The desire to import plants that could prove useful for food, fiber, and other uses dates at least back to George Washington and Thomas Jefferson, but gained intensity during the golden age of travel--the late 19th century when Fairchild began his career. Plants were considered so important to the economy and security of the nation that the U.S. Botanic Garden--a particular passion of George Washington's--was placed next door to the Capitol building. That's it down in the lower left of this map. 

To 21st or even 20th century eyes, the proximity of a botanical garden to the nation's center of legislative power feels odd in the extreme. Plants are more likely now to be viewed as quaint decoration to soften the edges of our hardened world. When I visited the U.S. Botanic Garden, probably in the 1990s, the conservatory looked a bit down in the mouth, largely serving as a refuge for the homeless. More respect for George Washington's dream has been shown since then. 
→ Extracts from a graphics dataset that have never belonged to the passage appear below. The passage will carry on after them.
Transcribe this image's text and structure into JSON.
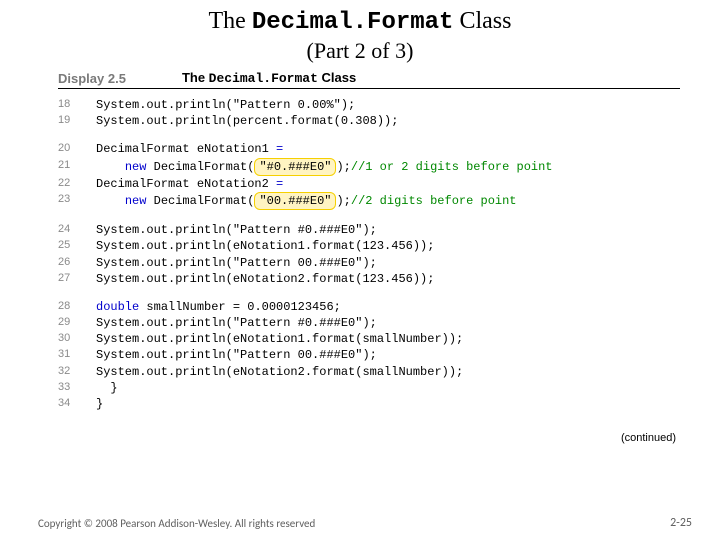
{
  "title": {
    "pre": "The ",
    "mono": "Decimal.Format",
    "post": " Class",
    "subtitle": "(Part 2 of 3)"
  },
  "displayRow": {
    "label": "Display 2.5",
    "pre": "The ",
    "mono": "Decimal.Format",
    "post": " Class"
  },
  "blocks": [
    {
      "lines": [
        {
          "n": "18",
          "segs": [
            {
              "t": "System.out.println("
            },
            {
              "t": "\"Pattern 0.00%\"",
              "cls": "str"
            },
            {
              "t": ");"
            }
          ]
        },
        {
          "n": "19",
          "segs": [
            {
              "t": "System.out.println(percent.format(0.308));"
            }
          ]
        }
      ]
    },
    {
      "lines": [
        {
          "n": "20",
          "segs": [
            {
              "t": "DecimalFormat eNotation1 "
            },
            {
              "t": "=",
              "cls": "kw"
            }
          ]
        },
        {
          "n": "21",
          "segs": [
            {
              "t": "    "
            },
            {
              "t": "new",
              "cls": "kw"
            },
            {
              "t": " DecimalFormat("
            },
            {
              "t": "\"#0.###E0\"",
              "cls": "hl"
            },
            {
              "t": ");"
            },
            {
              "t": "//1 or 2 digits before point",
              "cls": "comment"
            }
          ]
        },
        {
          "n": "22",
          "segs": [
            {
              "t": "DecimalFormat eNotation2 "
            },
            {
              "t": "=",
              "cls": "kw"
            }
          ]
        },
        {
          "n": "23",
          "segs": [
            {
              "t": "    "
            },
            {
              "t": "new",
              "cls": "kw"
            },
            {
              "t": " DecimalFormat("
            },
            {
              "t": "\"00.###E0\"",
              "cls": "hl"
            },
            {
              "t": ");"
            },
            {
              "t": "//2 digits before point",
              "cls": "comment"
            }
          ]
        }
      ]
    },
    {
      "lines": [
        {
          "n": "24",
          "segs": [
            {
              "t": "System.out.println("
            },
            {
              "t": "\"Pattern #0.###E0\"",
              "cls": "str"
            },
            {
              "t": ");"
            }
          ]
        },
        {
          "n": "25",
          "segs": [
            {
              "t": "System.out.println(eNotation1.format(123.456));"
            }
          ]
        },
        {
          "n": "26",
          "segs": [
            {
              "t": "System.out.println("
            },
            {
              "t": "\"Pattern 00.###E0\"",
              "cls": "str"
            },
            {
              "t": ");"
            }
          ]
        },
        {
          "n": "27",
          "segs": [
            {
              "t": "System.out.println(eNotation2.format(123.456));"
            }
          ]
        }
      ]
    },
    {
      "lines": [
        {
          "n": "28",
          "segs": [
            {
              "t": "double",
              "cls": "kw"
            },
            {
              "t": " smallNumber = 0.0000123456;"
            }
          ]
        },
        {
          "n": "29",
          "segs": [
            {
              "t": "System.out.println("
            },
            {
              "t": "\"Pattern #0.###E0\"",
              "cls": "str"
            },
            {
              "t": ");"
            }
          ]
        },
        {
          "n": "30",
          "segs": [
            {
              "t": "System.out.println(eNotation1.format(smallNumber));"
            }
          ]
        },
        {
          "n": "31",
          "segs": [
            {
              "t": "System.out.println("
            },
            {
              "t": "\"Pattern 00.###E0\"",
              "cls": "str"
            },
            {
              "t": ");"
            }
          ]
        },
        {
          "n": "32",
          "segs": [
            {
              "t": "System.out.println(eNotation2.format(smallNumber));"
            }
          ]
        },
        {
          "n": "33",
          "segs": [
            {
              "t": "  }"
            }
          ]
        },
        {
          "n": "34",
          "segs": [
            {
              "t": "}"
            }
          ]
        }
      ]
    }
  ],
  "continued": "(continued)",
  "copyright": "Copyright © 2008 Pearson Addison-Wesley. All rights reserved",
  "pagenum": "2-25"
}
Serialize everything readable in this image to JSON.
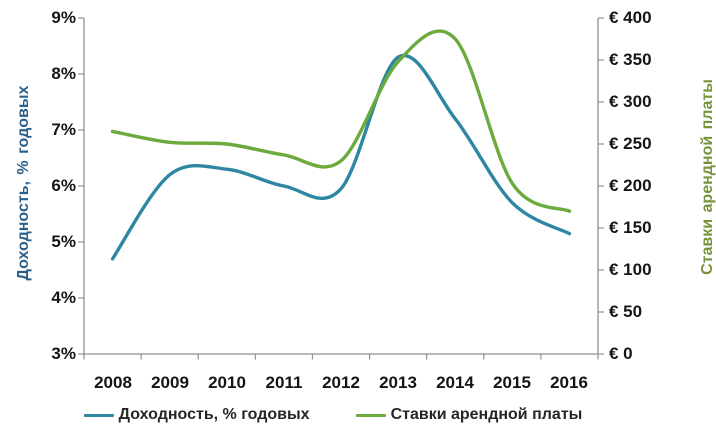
{
  "chart_data": {
    "type": "line",
    "smooth": true,
    "grid": false,
    "background": "#FFFFFF",
    "axis_line_color": "#919191",
    "tick_text_color": "#151515",
    "categories": [
      "2008",
      "2009",
      "2010",
      "2011",
      "2012",
      "2013",
      "2014",
      "2015",
      "2016"
    ],
    "series": [
      {
        "name": "Доходность, % годовых",
        "axis": "left",
        "color": "#2E86A3",
        "values": [
          4.7,
          6.2,
          6.3,
          6.0,
          5.95,
          8.3,
          7.2,
          5.7,
          5.15
        ]
      },
      {
        "name": "Ставки арендной платы",
        "axis": "right",
        "color": "#6BAA3C",
        "values": [
          265,
          252,
          250,
          237,
          230,
          348,
          375,
          203,
          170
        ]
      }
    ],
    "left_axis": {
      "label": "Доходность, % годовых",
      "title_color": "#2A5F8C",
      "min": 3,
      "max": 9,
      "tick_labels": [
        "9%",
        "8%",
        "7%",
        "6%",
        "5%",
        "4%",
        "3%"
      ]
    },
    "right_axis": {
      "label": "Ставки арендной платы",
      "title_color": "#77933C",
      "min": 0,
      "max": 400,
      "tick_labels": [
        "€ 400",
        "€ 350",
        "€ 300",
        "€ 250",
        "€ 200",
        "€ 150",
        "€ 100",
        "€ 50",
        "€ 0"
      ]
    },
    "legend_position": "bottom"
  }
}
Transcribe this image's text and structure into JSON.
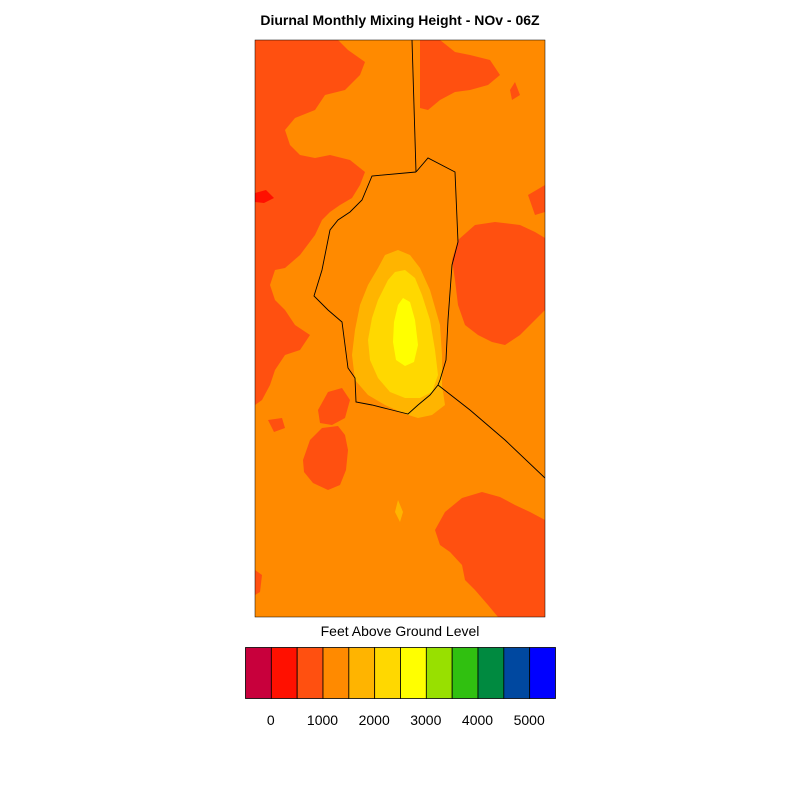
{
  "title": "Diurnal Monthly Mixing Height - NOv - 06Z",
  "colorbar": {
    "label": "Feet Above Ground Level",
    "colors": [
      "#c8003c",
      "#ff1000",
      "#ff5010",
      "#ff8a00",
      "#ffb400",
      "#ffd800",
      "#ffff00",
      "#98e000",
      "#30c010",
      "#008a40",
      "#0048a0",
      "#0000ff"
    ],
    "ticks": [
      "0",
      "1000",
      "2000",
      "3000",
      "4000",
      "5000"
    ]
  },
  "map_colors": {
    "dark_orange": "#ff5010",
    "orange": "#ff8a00",
    "amber": "#ffb400",
    "gold": "#ffd800",
    "yellow": "#ffff00",
    "red": "#ff1000",
    "boundary": "#000000"
  }
}
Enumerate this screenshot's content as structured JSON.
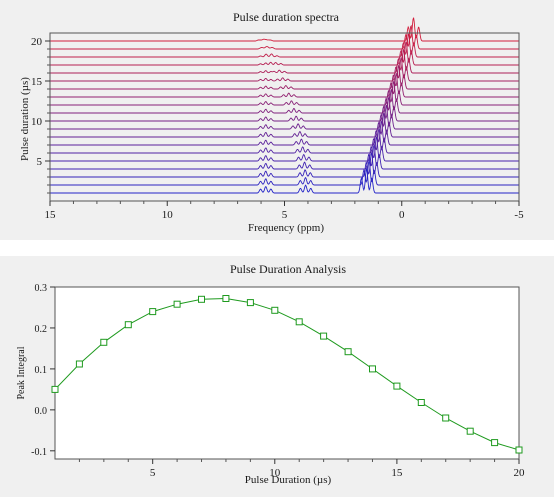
{
  "chart_data": [
    {
      "type": "line",
      "title": "Pulse duration spectra",
      "xlabel": "Frequency (ppm)",
      "ylabel": "Pulse duration (µs)",
      "x_reversed": true,
      "xlim": [
        15,
        -5
      ],
      "xticks": [
        15,
        10,
        5,
        0,
        -5
      ],
      "ylim": [
        0,
        21
      ],
      "yticks": [
        5,
        10,
        15,
        20
      ],
      "grid": false,
      "legend": "none",
      "trace_count": 20,
      "trace_color_start": "#2323c8",
      "trace_color_end": "#d21e3c",
      "peaks": [
        {
          "center_ppm": 5.8,
          "height": [
            0.25,
            0.05
          ]
        },
        {
          "center_ppm": 4.1,
          "height": [
            0.3,
            0.06
          ]
        },
        {
          "center_ppm": 1.5,
          "height": [
            0.95,
            0.9
          ]
        }
      ]
    },
    {
      "type": "line",
      "title": "Pulse Duration Analysis",
      "xlabel": "Pulse Duration (µs)",
      "ylabel": "Peak Integral",
      "xlim": [
        1,
        20
      ],
      "ylim": [
        -0.12,
        0.3
      ],
      "xticks": [
        5,
        10,
        15,
        20
      ],
      "yticks": [
        -0.1,
        0.0,
        0.1,
        0.2,
        0.3
      ],
      "grid": false,
      "legend": "none",
      "series": [
        {
          "color": "#1e9a1e",
          "marker": "square",
          "x": [
            1,
            2,
            3,
            4,
            5,
            6,
            7,
            8,
            9,
            10,
            11,
            12,
            13,
            14,
            15,
            16,
            17,
            18,
            19,
            20
          ],
          "values": [
            0.05,
            0.112,
            0.165,
            0.208,
            0.24,
            0.258,
            0.27,
            0.272,
            0.262,
            0.243,
            0.215,
            0.18,
            0.142,
            0.1,
            0.058,
            0.018,
            -0.02,
            -0.052,
            -0.08,
            -0.098
          ]
        }
      ]
    }
  ]
}
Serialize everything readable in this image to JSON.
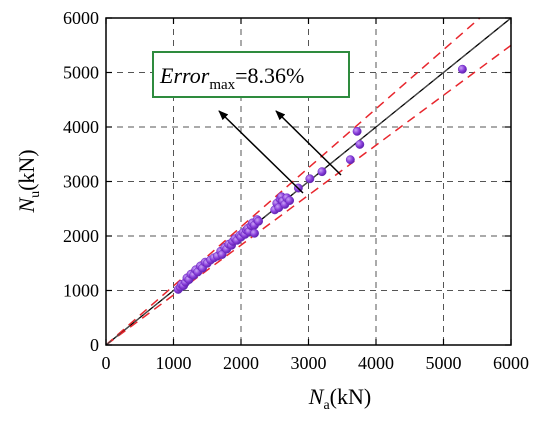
{
  "chart_data": {
    "type": "scatter",
    "title": "",
    "xlabel": {
      "main": "N",
      "sub": "a",
      "unit": "(kN)"
    },
    "ylabel": {
      "main": "N",
      "sub": "u",
      "unit": "(kN)"
    },
    "xlim": [
      0,
      6000
    ],
    "ylim": [
      0,
      6000
    ],
    "xticks": [
      "0",
      "1000",
      "2000",
      "3000",
      "4000",
      "5000",
      "6000"
    ],
    "yticks": [
      "0",
      "1000",
      "2000",
      "3000",
      "4000",
      "5000",
      "6000"
    ],
    "grid": true,
    "reference_lines": [
      {
        "kind": "y = x",
        "slope": 1.0,
        "style": "solid",
        "color": "#000000"
      },
      {
        "kind": "upper bound",
        "slope": 1.0836,
        "style": "dashed",
        "color": "#e8262d"
      },
      {
        "kind": "lower bound",
        "slope": 0.9164,
        "style": "dashed",
        "color": "#e8262d"
      },
      {
        "kind": "guide",
        "slope": 1.0,
        "style": "dashed",
        "color": "#4a4a4a"
      }
    ],
    "annotation": {
      "main": "Error",
      "sub": "max",
      "value": "=8.36%",
      "border_color": "#2e8b3e"
    },
    "marker_color": "#8a3fdc",
    "series": [
      {
        "points": [
          [
            1070,
            1020
          ],
          [
            1100,
            1060
          ],
          [
            1120,
            1110
          ],
          [
            1150,
            1090
          ],
          [
            1180,
            1150
          ],
          [
            1200,
            1230
          ],
          [
            1230,
            1200
          ],
          [
            1260,
            1300
          ],
          [
            1300,
            1280
          ],
          [
            1330,
            1380
          ],
          [
            1360,
            1340
          ],
          [
            1400,
            1450
          ],
          [
            1430,
            1410
          ],
          [
            1470,
            1520
          ],
          [
            1500,
            1500
          ],
          [
            1550,
            1560
          ],
          [
            1600,
            1600
          ],
          [
            1650,
            1630
          ],
          [
            1700,
            1720
          ],
          [
            1720,
            1660
          ],
          [
            1760,
            1790
          ],
          [
            1790,
            1760
          ],
          [
            1820,
            1850
          ],
          [
            1860,
            1830
          ],
          [
            1880,
            1900
          ],
          [
            1910,
            1950
          ],
          [
            1940,
            1920
          ],
          [
            1980,
            2010
          ],
          [
            2000,
            1980
          ],
          [
            2030,
            2060
          ],
          [
            2060,
            2030
          ],
          [
            2080,
            2110
          ],
          [
            2100,
            2140
          ],
          [
            2120,
            2080
          ],
          [
            2150,
            2190
          ],
          [
            2170,
            2240
          ],
          [
            2200,
            2200
          ],
          [
            2240,
            2300
          ],
          [
            2200,
            2050
          ],
          [
            2260,
            2270
          ],
          [
            2500,
            2480
          ],
          [
            2530,
            2600
          ],
          [
            2560,
            2520
          ],
          [
            2580,
            2680
          ],
          [
            2600,
            2720
          ],
          [
            2620,
            2640
          ],
          [
            2650,
            2580
          ],
          [
            2680,
            2700
          ],
          [
            2720,
            2650
          ],
          [
            2850,
            2880
          ],
          [
            3020,
            3050
          ],
          [
            3200,
            3180
          ],
          [
            3620,
            3400
          ],
          [
            3720,
            3920
          ],
          [
            3760,
            3680
          ],
          [
            5280,
            5060
          ]
        ]
      }
    ]
  }
}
Those must have been heady times, early in the 20th century, when Fairchild oversaw the import of more than 100,000 species of plants from around the world. Their utility and beauty promised to enrich our country by diversifying our farms, gardens and kitchens. Few, including Fairchild, wanted to think about the downside, as some of these imports escaped gardens and ran wild over the landscape, displacing native species. A botanical enrichment has contributed over time to an ecological degradation. 

I looked into whether David Fairchild ever came to terms with the potential for introduced species to run amok, and plan to write about it in a separate post. He was aware that some nonnatives like kudzu and lebbek were spreading aggressively, but there is no verifiable evidence as yet that he sounded a warning. 

It's heartening to see that the Fairchild Tropical Botanical Garden itself has evolved to take the threat of invasive species very seriously. According to multiple sources, it monitors closely its collection of exotic plants and takes action to prevent spread beyond the Garden's borders. I want very much to believe all this is true and will continue to be true, the better to enjoy the memory of my visit there, encountering so many old (plant) friends from my earlier travels around the world.